Lorsque Critias eut cessé de parler, il s’assit. Théramène se leva et parla en ces termes :

Athéniens, je vais commencer ma défense par où Critias finit son accusation. A l’entendre, c’est moi qui ai tué les généraux en les accusant. Non, je ne suis point l’agresseur ; ce sont eux qui ont prétendu que je n’avais point accueilli les naufragés après la bataille de Lesbos, quoi que j’en eusse reçu l’ordre. En alléguant, pour ma défense, que la tempête avait empêché de faire voile, loin qu’il fût possible d’enlever les corps de nos guerriers, j’ai paru véridique ; et l’on a pensé que les généraux se condamnaient eux-mêmes. En effet, ils affirmaient qu’on avait pu recueillir les naufragés ; cependant ils les avaient laissés à la merci des vagues, et ils étaient partis avec la flotte.

« Au reste, je ne suis pas surpris que Critias soit mal instruit des faits. A l’époque dont il s’agit, absent d’Athènes, ce zélé républicain préparait avec Prométhée le gouvernement populaire en Thessalie, et armait les pénestes contre leurs maîtres. Puisse-t-il ne rien exécuter ici de ce qu’il a fait chez les Thessaliens !

« Je lui accorde qu’il est juste de punir avec la dernière sévérité ceux qui travaillent à la ruine de votre autorité, pour rendre vos adversaires puissans : mais quel est le coupable ? Pour en bien juger, réfléchissez sur tout ce qui a précédé et sur la conduite que tient chacun de nous deux. Tant qu’on vous choisissait pour composer le sénat, qu’on nommait des magistrats légitimes, qu’on dénonçait les vrais factieux, nous pensions tous de même ; mais lorsque mes accusateurs commencèrent à se permettre des arrestations d’excellens citoyens, je pensai différemment : je savais que si l’on faisait mourir Léon de Salamine, qui jouissait d’une réputation méritée, et dont l’innocence était parfaitement reconnue, ceux qui lui ressemblaient craindraient pour eux, et que la crainte les rendrait ennemis de la constitution actuelle. J’étais convaincu qu’arrêter le riche Nicérate, fils de Nicias, qui n’avait jamais rien fait de démocratique, ni lui ni son père, ce serait indisposer la classe riche contre nous. Je savais que la mort d’Antiphon, qui, dans la guerre, avait fourni deux vaisseaux bien équipés, vous aliénerait même vos partisans.

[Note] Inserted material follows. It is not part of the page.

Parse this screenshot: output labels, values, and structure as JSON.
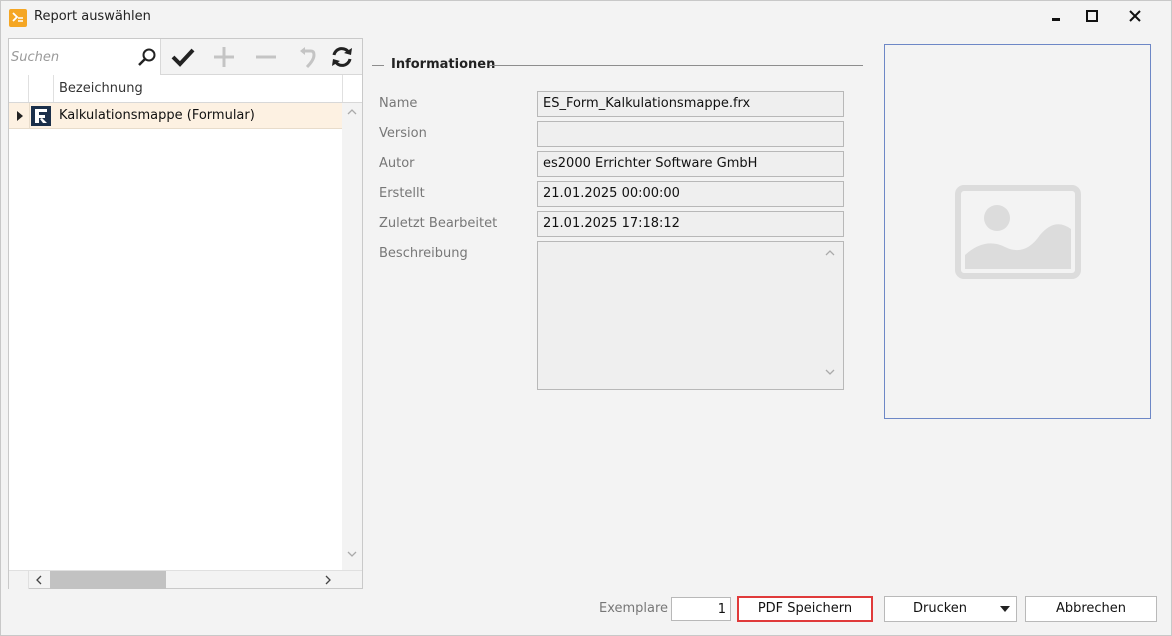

« Je n’étais pas non plus de l’avis de mes collègues, lorsqu’ils disaient que chacun d’eux devait se saisir d’un métèque : il était clair que si on faisait périr des métèques, tous ceux de la même classe abhorreraient notre gouvernement. Je blâmais encore mes collègues, lorsqu’ils désarmèrent la multitude ; je ne pensais pas qu’il fallût affaiblir la patrie. Les Lacédémoniens auraient-ils voulu nous conserver pour nous réduire à un petit nombre hors d’état de les secourir ? S’ils eussent eu cette intention, ils pouvaient nous laisser tous mourir de faim, sans épargner personne. Je n’étais pas non plus d’avis que nous prissions à notre solde des gardes étrangères, ayant la faculté de nous attacher un pareil nombre de citoyens jusqu’à ce que notre autorité fût solidement établie. Comme je voyais des ennemis, ou parmi les exilés ou parmi les citoyens restés dans la ville, je ne voulais pas qu’on en reléguât ni Thrasybule, ni Anytus, ni Alcibiade. Je savais que le parti contraire acquerrait de la consistance, si des chefs habiles se mettaient à la tête de la multitude, et qn’une foule de mécontens se montrât à ceux qui voudraient les commander.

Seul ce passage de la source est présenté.